Hanro Smitsman, born in 1967 in Breda (Netherlands), is a writer and director of film and television.

==Film and Television Credits==
===Films===
- Brothers (2017)
- Schemer (2010)
- Skin (2008)
- Raak (aka Contact) (2006)
- Allerzielen (aka All Souls) (2005) (segment "Groeten uit Holland")
- Engel en Broer (2004)
- 2000 Terrorists (2004)
- Dajo (2003)
- Gloria (2000)
- Depoep (2001)

===Television===
- 20 leugens, 4 ouders en een scharrelei (2013)
- De ontmaskering van de vastgoedfraude (TV mini-series, 2013)
- Moordvrouw (2012-)
- Eileen (2 episodes, 2011)
- Getuige (2011)
- Vakantie in eigen land (2011)
- De Reis van meneer van Leeuwen(2010)
- De Punt (2009)
- Roes (2 episodes, 2008)
- Fok jou! (2006)
- Van Speijk (2006)

==Awards==
In 2005, Engel en Broer won Cinema Prize for Short Film at the Avanca Film Festival.

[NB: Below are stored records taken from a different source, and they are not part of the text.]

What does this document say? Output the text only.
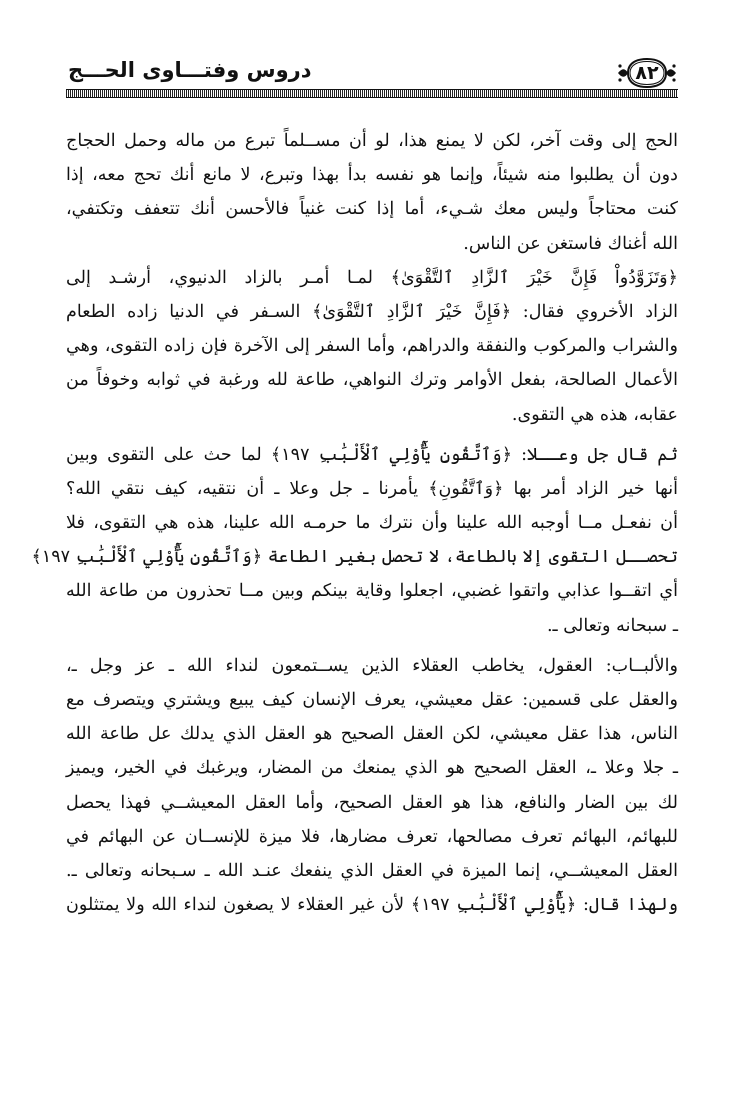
٨٢
دروس وفتـــاوى الحـــج
الحج إلى وقت آخر، لكن لا يمنع هذا، لو أن مســلماً تبرع من ماله وحمل الحجاج
دون أن يطلبوا منه شيئاً، وإنما هو نفسه بدأ بهذا وتبرع، لا مانع أنك تحج معه، إذا
كنت محتاجاً وليس معك شـيء، أما إذا كنت غنياً فالأحسن أنك تتعفف وتكتفي،
الله أغناك فاستغن عن الناس.
﴿وَتَزَوَّدُواْ فَإِنَّ خَيْرَ ٱلزَّادِ ٱلتَّقْوَىٰ﴾ لمـا أمـر بالزاد الدنيوي، أرشـد إلى
الزاد الأخروي فقال: ﴿فَإِنَّ خَيْرَ ٱلزَّادِ ٱلتَّقْوَىٰ﴾ السـفر في الدنيا زاده الطعام
والشراب والمركوب والنفقة والدراهم، وأما السفر إلى الآخرة فإن زاده التقوى، وهي
الأعمال الصالحة، بفعل الأوامر وترك النواهي، طاعة لله ورغبة في ثوابه وخوفاً من
عقابه، هذه هي التقوى.
ثم قال جل وعــلا: ﴿وَٱتَّقُونِ يَٰٓأُوْلِي ٱلْأَلْبَٰبِ ١٩٧﴾ لما حث على التقوى وبين
أنها خير الزاد أمر بها ﴿وَٱتَّقُونِ﴾ يأمرنا ـ جل وعلا ـ أن نتقيه، كيف نتقي الله؟
أن نفعـل مــا أوجبه الله علينا وأن نترك ما حرمـه الله علينا، هذه هي التقوى، فلا
تحصــل التقوى إلا بالطاعة، لا تحصل بغير الطاعة ﴿وَٱتَّقُونِ يَٰٓأُوْلِي ٱلْأَلْبَٰبِ ١٩٧﴾
أي اتقــوا عذابي واتقوا غضبي، اجعلوا وقاية بينكم وبين مــا تحذرون من طاعة الله
ـ سبحانه وتعالى ـ.
والألبــاب: العقول، يخاطب العقلاء الذين يســتمعون لنداء الله ـ عز وجل ـ،
والعقل على قسمين: عقل معيشي، يعرف الإنسان كيف يبيع ويشتري ويتصرف مع
الناس، هذا عقل معيشي، لكن العقل الصحيح هو العقل الذي يدلك عل طاعة الله
ـ جلا وعلا ـ، العقل الصحيح هو الذي يمنعك من المضار، ويرغبك في الخير، ويميز
لك بين الضار والنافع، هذا هو العقل الصحيح، وأما العقل المعيشــي فهذا يحصل
للبهائم، البهائم تعرف مصالحها، تعرف مضارها، فلا ميزة للإنســان عن البهائم في
العقل المعيشــي، إنما الميزة في العقل الذي ينفعك عنـد الله ـ سـبحانه وتعالى ـ.
ولهذا قال: ﴿يَٰٓأُوْلِي ٱلْأَلْبَٰبِ ١٩٧﴾ لأن غير العقلاء لا يصغون لنداء الله ولا يمتثلون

In 2007, Raak (aka Contact) won the Golden Berlin Bear Award at the Berlin International Film Festival, the Spirit Award at the Brooklyn Film Festival, the first place jury prize for "Best Live Action under 15 minutes" at the Palm Springs International Short Film Festival, and the Prix UIP Ghent Award for European Short Films at the Flanders International Film Festival.

In 2008, Skin won the Movie Squad Award at the Nederlands Film Festival, an actor in the film also won the Best Actor Award. It also won the Reflet d’Or for Best Film at the Cinema tous ecrans Festival in Geneva in the same year.